Shelley now lived with her sister in their auntie’s attic and took me to visit her mum who couldn’t cope with her children living with her any more. Her mum’s bones jutted out through her jeans and T-shirt, and her face was flat and pallid. She had a shiny, red nose flecked with blackheads and she smelt of damp. Her lips looked as though they had been drawn on with crayon and were melting away.
Shelley’s mum drank lager from various open tins that were scattered about the lounge. She kept the curtains drawn. The hanging bulb cast gloomy shadows over the armchairs that crammed the room. I doubted many people came to sit on them. The room was carpeted with so many different sample squares of carpet that my eyes hurt trying to figure out all the patterns. There was a dartboard on the back of the door, both the board and the door pinned with holes.
I sat down in the armchair next to Shelley, who gave me a sideways look and a nervous smile. Her mum clutched a lager tin to her flat chest. ‘How could yer go and do that to me?’ she said.

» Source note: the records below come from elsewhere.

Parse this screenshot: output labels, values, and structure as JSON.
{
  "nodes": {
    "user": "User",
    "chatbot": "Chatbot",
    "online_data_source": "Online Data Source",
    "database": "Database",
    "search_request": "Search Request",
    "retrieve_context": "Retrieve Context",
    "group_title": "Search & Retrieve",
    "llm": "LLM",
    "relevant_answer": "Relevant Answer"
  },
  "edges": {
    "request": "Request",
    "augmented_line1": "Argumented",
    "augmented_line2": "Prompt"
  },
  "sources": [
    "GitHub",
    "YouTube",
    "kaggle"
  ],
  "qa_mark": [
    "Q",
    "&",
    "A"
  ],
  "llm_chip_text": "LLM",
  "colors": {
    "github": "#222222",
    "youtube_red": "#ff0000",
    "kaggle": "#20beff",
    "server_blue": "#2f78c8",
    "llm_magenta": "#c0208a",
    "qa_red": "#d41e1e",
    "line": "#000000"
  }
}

‘If yer mean about Family Allowance I had to tell social worker yer was getting it,’ Shelley said. ‘Auntie gets it now. It’s the law Mam.’
Her mum snarled and threw her tin across the room. It hit the wall and bounced off, leaving a spray of beer. She rolled a dart between her fingers. Her bloodshot eyes swam in their sockets. I was ready to run but she lowered the dart and abruptly smiled at me. Her missing front tooth made her seem like a child and less scary. She held a dart in the air.